Chuck Liddy/The News & Observer via AP
Protesters scuffle with the police during a rally on the campus of the U. of North Carolina at Chapel Hill on Saturday.
It was supposed to be a rally in support of Silent Sam, the Confederate monument at the University of North Carolina at Chapel Hill that was yanked to the ground by activists in a stunning scene on Monday night. Instead, the event on Saturday demonstrated the virtual collapse on campus of public support for re-erecting the statue.
About a dozen or so Silent Sam supporters, many waving Confederate flags, marched to McCorkle Place, the lush green main entrance to campus. They were met by about 150 students and activists chanting slogans like, “We run this town! We tore your … statue down!” (with a vulgar description for “statue”) and “The cops and the Klan go hand in hand!”
Tim Osborn, a Ph.D. student in physics, spent the morning alternating between resting against a tree in McCorkle Place while strumming his guitar and screaming face to face with a Silent Sam supporter who was sporting a Nazi tattoo and gripping a Confederate flag. Osborn said he wouldn’t be surprised if the university tried to put the statue up again, as lawmakers and some members of the UNC system’s Board of Governors have demanded.
“I cannot imagine the community and the student body allowing it to happen,” Osborn said. “The students spoke on Monday night. The community spoke on Monday night. The statue has no business being on campus.”
“The students spoke on Monday night. The community spoke on Monday night. The statue has no business being on campus.”
The rally, if it could be called that, ended when the Confederate sympathizers were chased off McCorkle Place and onto Franklin Street by activists chanting in pursuit. It marked the end of a remarkable week, when on the first day of classes a crowd of protesters tore the 105-year-old monument off its pedestal and set off a raging debate about the next chapter of the Silent Sam saga.

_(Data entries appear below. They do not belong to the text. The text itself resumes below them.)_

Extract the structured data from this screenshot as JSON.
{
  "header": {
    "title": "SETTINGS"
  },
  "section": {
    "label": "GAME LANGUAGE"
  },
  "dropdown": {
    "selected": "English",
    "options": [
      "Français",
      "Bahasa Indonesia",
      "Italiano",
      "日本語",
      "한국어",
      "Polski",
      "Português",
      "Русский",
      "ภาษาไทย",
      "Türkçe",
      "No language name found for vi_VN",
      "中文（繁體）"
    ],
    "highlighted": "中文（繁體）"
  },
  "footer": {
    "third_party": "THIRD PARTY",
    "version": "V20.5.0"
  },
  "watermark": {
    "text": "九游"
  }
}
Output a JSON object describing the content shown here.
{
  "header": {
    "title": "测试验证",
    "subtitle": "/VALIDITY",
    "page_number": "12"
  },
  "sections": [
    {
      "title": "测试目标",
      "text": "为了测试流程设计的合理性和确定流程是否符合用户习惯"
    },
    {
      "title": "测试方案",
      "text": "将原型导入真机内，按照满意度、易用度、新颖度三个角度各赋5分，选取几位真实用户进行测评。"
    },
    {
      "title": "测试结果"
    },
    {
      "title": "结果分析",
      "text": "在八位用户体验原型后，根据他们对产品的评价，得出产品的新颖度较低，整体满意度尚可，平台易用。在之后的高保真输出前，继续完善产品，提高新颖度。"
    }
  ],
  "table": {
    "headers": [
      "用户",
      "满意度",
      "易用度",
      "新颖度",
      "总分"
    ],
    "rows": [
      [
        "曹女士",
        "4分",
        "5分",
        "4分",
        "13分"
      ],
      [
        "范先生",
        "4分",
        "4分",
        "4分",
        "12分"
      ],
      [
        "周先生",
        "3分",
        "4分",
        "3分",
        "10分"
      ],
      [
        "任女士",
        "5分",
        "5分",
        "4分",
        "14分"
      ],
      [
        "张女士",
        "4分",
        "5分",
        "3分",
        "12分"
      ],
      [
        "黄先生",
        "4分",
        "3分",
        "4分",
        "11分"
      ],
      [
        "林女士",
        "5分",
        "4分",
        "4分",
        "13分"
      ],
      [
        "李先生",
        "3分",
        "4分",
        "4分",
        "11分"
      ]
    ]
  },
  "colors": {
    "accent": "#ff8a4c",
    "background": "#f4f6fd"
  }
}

After the events last year in Charlottesville, Va., where a white-supremacist rally turned deadly in a town similar to Chapel Hill, universities are extra vigilant about race-related protests. UNC sent out an email on Friday about the possibility that unknown groups would attend, and urged students and community members not to.
The university received withering criticism from some conservative lawmakers and board members for not preventing the statue from falling on Monday. The board called for an investigation into the actions of the university and the campus police.
On Saturday morning, several dozen police officers fanned out into McCorkle Place, the plaza that housed the toppled monument. They acted swiftly to quell disturbances, like when counterprotesters snatched a Confederate flag and appeared to stomp it and douse it in fluid to burn it, or to stop shoving matches between the groups. Police officers rushed, and sometimes ran, with arrestees to a police staging center set up inside a nearby building before they could be swarmed by counterprotesters.
The police made seven arrests as of early afternoon, by which time the clash had mostly died down. Three were for assault; two for assault, destruction of property, and inciting a riot; one for destruction of property; and one for resisting an officer, according to a university spokeswoman.
In a conference call with reporters, Chancellor Carol L. Folt said none of the people arrested were affiliated with the university. Folt thanked law enforcement and said Silent Sam will continue to be a “lightning rod” and that it has taken “a tremendous toll on our campus and community.” She did not offer a solution, however.
Folt was asked whether it’s her position that the university is required to reinstall Silent Sam within 90 days, as Thomas C. Goolsby, a UNC-system board member, said this week. “I’m not really ready to tell you that,” she said. “I think we need to really look into that.”
Protesters and counterprotesters remained on McCorkle Place all day, but things eventually calmed down. As of 6 p.m., a man stood silently holding a Confederate flag. Osborn, meanwhile, retook his spot under the tree, quietly strumming Johnny Cash’s “God’s Gonna Cut You Down.”